The chancellor’s Spring Statement, due on 23 March, was not supposed to be a major fiscal event. The IFS said today that the rapid rise in inflation and the onset the conflict in Ukraine could force the chancellor into producing more than just a new set economic and fiscal forecasts.
The new IFS analysis published before the statement reveals the serious economic problems associated with this shifting outlook. Inflation will cause household and public services to be squeezed, as well the economy to be rocked by increased uncertainty and the financial crisis caused by Ukraine.
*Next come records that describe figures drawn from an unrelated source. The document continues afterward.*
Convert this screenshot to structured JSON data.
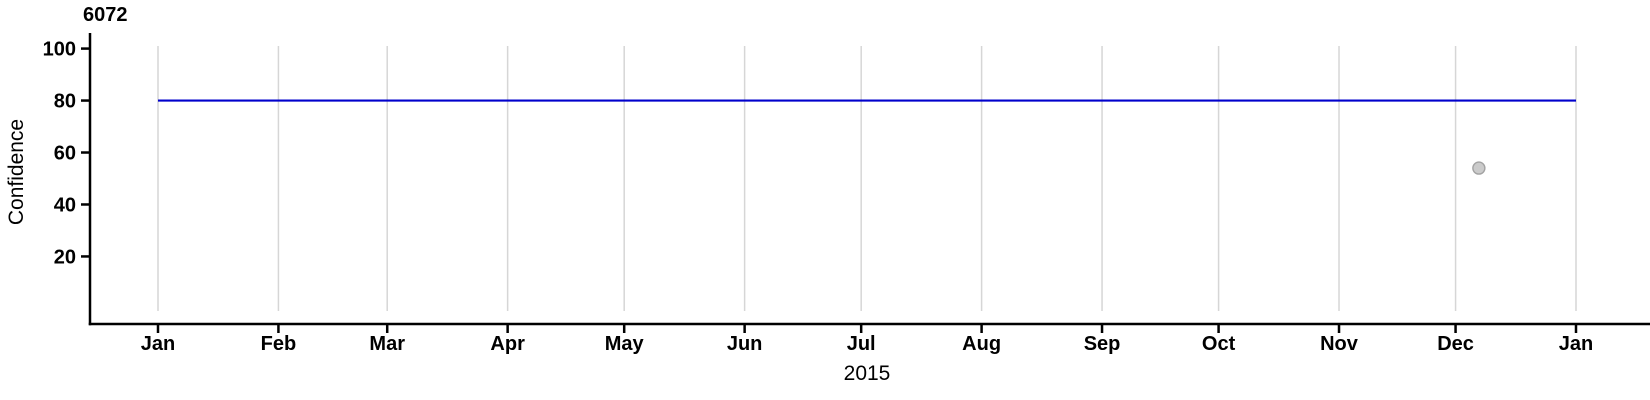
{
  "chart_data": {
    "type": "line",
    "title": "6072",
    "xlabel": "2015",
    "ylabel": "Confidence",
    "x_axis": {
      "unit": "days-from-2015-01-01",
      "range_days": [
        0,
        365
      ],
      "tick_labels": [
        "Jan",
        "Feb",
        "Mar",
        "Apr",
        "May",
        "Jun",
        "Jul",
        "Aug",
        "Sep",
        "Oct",
        "Nov",
        "Dec",
        "Jan"
      ],
      "tick_days": [
        0,
        31,
        59,
        90,
        120,
        151,
        181,
        212,
        243,
        273,
        304,
        334,
        365
      ],
      "grid": true
    },
    "y_axis": {
      "ticks": [
        20,
        40,
        60,
        80,
        100
      ],
      "range": [
        -6,
        106
      ],
      "grid": false
    },
    "series": [
      {
        "name": "confidence-line",
        "type": "line",
        "color": "#0000CC",
        "points": [
          {
            "day": 0,
            "value": 80
          },
          {
            "day": 365,
            "value": 80
          }
        ]
      }
    ],
    "markers": [
      {
        "name": "observation-point",
        "day": 340,
        "value": 54,
        "fill": "#CBCBCB",
        "stroke": "#A3A3A3"
      }
    ],
    "colors": {
      "axis": "#000000",
      "gridline": "#D6D6D6"
    },
    "legend": null
  }
}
Higher inflation will erase at least 25% of real terms increases in public service spending announced in October.
If the government were to reflect that in higher public sector pay awards, it would come at an additional cost of around £10 billion, or around £1,750 per worker.
MDU welcomes you to secure spaces
MDU initiative sees foundation doctor members raise over £30,000 for the Royal Medical Benevolent Fund and the Doctors’ Support Network
Or, equivalently, if the changing outlook for inflation were not reflected in pay awards, the average public sector worker would see their gross salary reduced by around £1,750 in real terms. This would be in addition to the real pay cuts that many public sector workers (including many teachers) have suffered over the past decade, which ranged between 5 and 10%.
In terms of household budgets, just to provide the degree of protection against higher prices he intended back in February, Sunak could need to find more than £12 billion on top of the £9 billion already committed.
According to the IFS, the chancellor must make at least three major calls. Either he must borrow or spend more money, or he will take a greater hit to household incomes than at any point since at least the financial crisis, and possibly even the 1970s.
- He will either have severe real pay cuts for teachers, nurses, and other workers in the public sector, on top to massive cuts over a decade ago, or he will have to spend less on other areas of public services or increase public borrowing.
- He will either have the option of leaving defense spending as the sole element of government spending declining over the next 3 years and falling more than intended, given current inflation, or he can borrow more money.
Paul Johnson, director of the IFS, said: “At the Spring Statement Rishi Sunak has to make a huge judgment call. Will he do more for households to protect them from the rising energy prices over the past two weeks? If he doesn’t then many on moderate incomes will face the biggest hit to their living standards since at least the financial crisis.
“If he does, then there will be another big hit to the public finances. Although he was forced to take big state action in the pandemic, we will learn more about his response to the crisis.
“A top up to the budget for defence spending in the coming year – given rising energy costs and Russia’s invasion of Ukraine – seems inevitable. More broadly, the era where chancellors could use defence spending cuts to enable NHS spending to rise without an overall increase in the size of the state seems well and truly over.”